UNICEF-Foto
des Jahres 2008
Lebensmut im Angesicht des Elends
Eva Luise
Köhler ehrt Alice Smeets für Aufnahme aus
Haiti
Die junge belgische Fotografin Alice
Smeets ist Siegerin des internationalen Wettbewerbs
„UNICEF-Foto des Jahres“. Ihr Siegerbild
zeigt ein Mädchen im größten Slum der
haitianischen Hauptstadt Port-au-Prince. Obwohl es zwischen
Dreck und Unrat leben muss, trägt das Kind ein
sauberes weißes Kleidchen und dazu passende Schleifen
im Haar, während es barfuß durch den Matsch
läuft. „Das Bild führt uns den Lebensmut
und die Energie eines Mädchens vor Augen, das mitten
im Elend aufwächst.
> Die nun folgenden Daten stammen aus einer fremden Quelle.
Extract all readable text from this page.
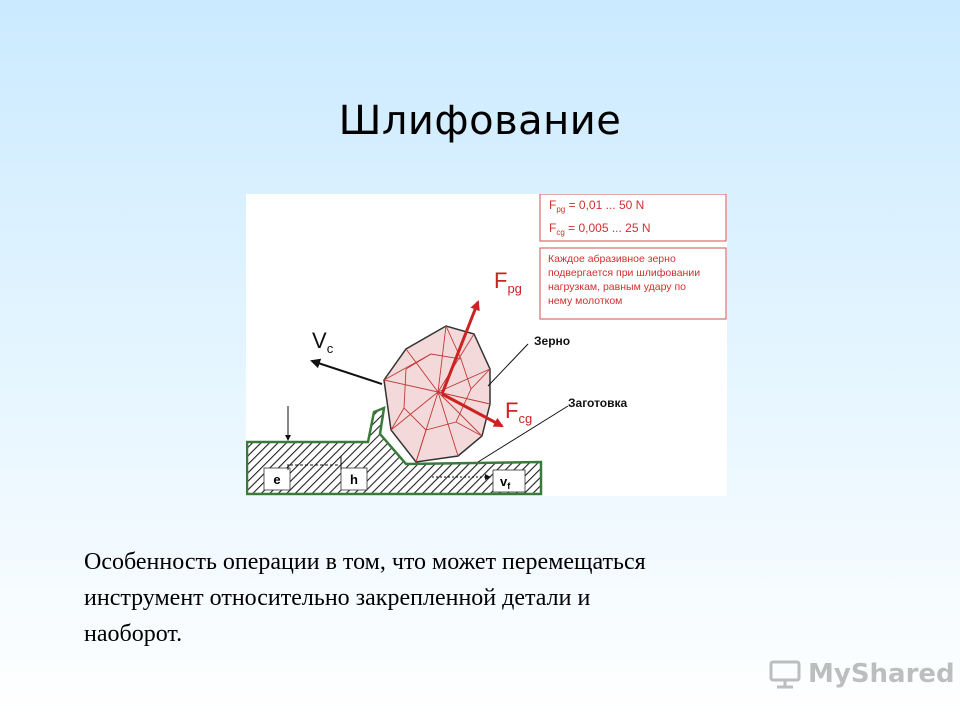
Шлифование
$F_{pg} = 0,01$ ... 50 N
$F_{cg} = 0,005$ ... 25 N
Каждое абразивное зерно подвергается при шлифовании нагрузкам, равным удару по нему молотком
e	h	$v_f$
$F_{pg}$
$F_{cg}$
$V_c$	Зерно
Заготовка
Особенность операции в том, что может перемещаться
инструмент относительно закрепленной детали и
наоборот.
MyShared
Kinder in den ärmsten
Verhältnissen beweisen oft große Stärke“,
sagte UNICEF-Schirmherrin Eva Luise Köhler bei
der Preisverleihung am Donnerstag in Berlin. „Das
UNICEF-Foto des Jahres ist ein Appell, ihnen unsere
Aufmerksamkeit und unsere Unterstützung zu schenken."
Die 21-Jährige Fotografin
Alice Smeets aus Eupen im deutschsprachigen Ostbelgien
ist die jüngste Preisträgerin des seit dem
Jahr 2000 weltweit ausgeschriebenen Wettbewerbs. In
diesem Jahr reichten dafür 128 von internationalen
Experten vorgeschlagene Fotografen aus 31 Ländern
insgesamt 1450 Bilder ein. Die Jury unter dem Vorsitz
von Klaus Honnef, Professor für Theorie der Fotografie,
bestimmte einen ersten, zweiten und dritten Platz sowie
11 ehrenvolle Erwähnungen. UNICEF prämiert
mit der Auszeichnung zum neunten Mal Fotos von hohem
künstlerischem und fotojournalistischem Niveau,
die die Lebensumstände von Kindern illustrieren.
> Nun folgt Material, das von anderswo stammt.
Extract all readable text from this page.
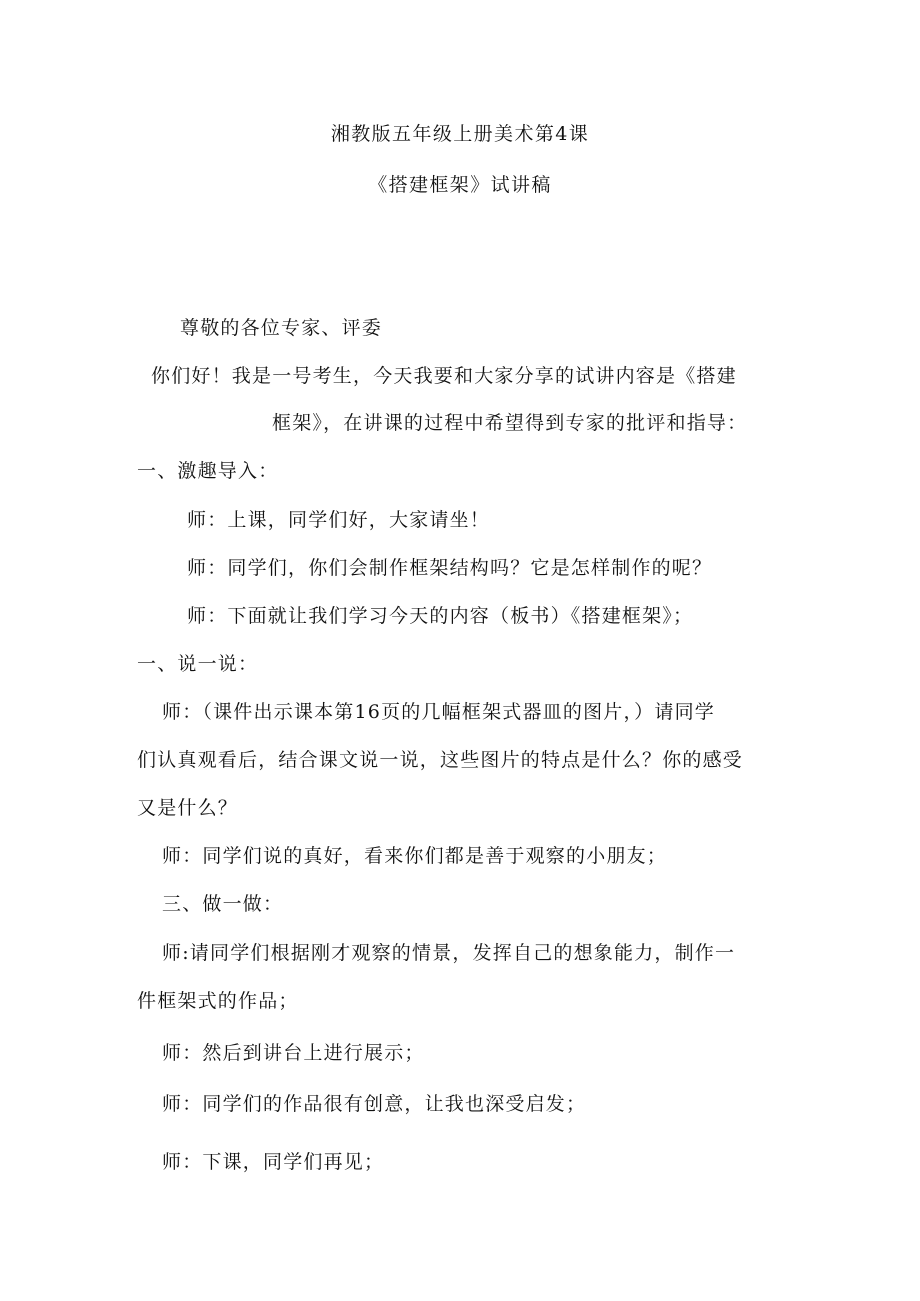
湘教版五年级上册美术第4课
《搭建框架》试讲稿
尊敬的各位专家、评委
你们好！我是一号考生，今天我要和大家分享的试讲内容是《搭建
框架》，在讲课的过程中希望得到专家的批评和指导：
一、激趣导入：
师：上课，同学们好，大家请坐！
师：同学们，你们会制作框架结构吗？它是怎样制作的呢？
师：下面就让我们学习今天的内容（板书）《搭建框架》；
一、说一说：
师：（课件出示课本第16页的几幅框架式器皿的图片，）请同学
们认真观看后，结合课文说一说，这些图片的特点是什么？你的感受
又是什么？
师：同学们说的真好，看来你们都是善于观察的小朋友；
三、做一做：
师:请同学们根据刚才观察的情景，发挥自己的想象能力，制作一
件框架式的作品；
师：然后到讲台上进行展示；
师：同学们的作品很有创意，让我也深受启发；
师：下课，同学们再见；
Der Wettbewerb wird unterstützt von der Zeitschrift
GEO und finanziert von der Citibank.
Fünfhundert Jahre
schon herrschen Unglück und Schrecken in
Haiti. Erst Kolonialismus und Sklaverei. Dann
die Diktaturen. Danach chronische politische Instabilität.
Tropische Wirbelstürme. Und immer: Mühsal.
Missgunst. Verrat. Armut. Schmutz. Zerstörung.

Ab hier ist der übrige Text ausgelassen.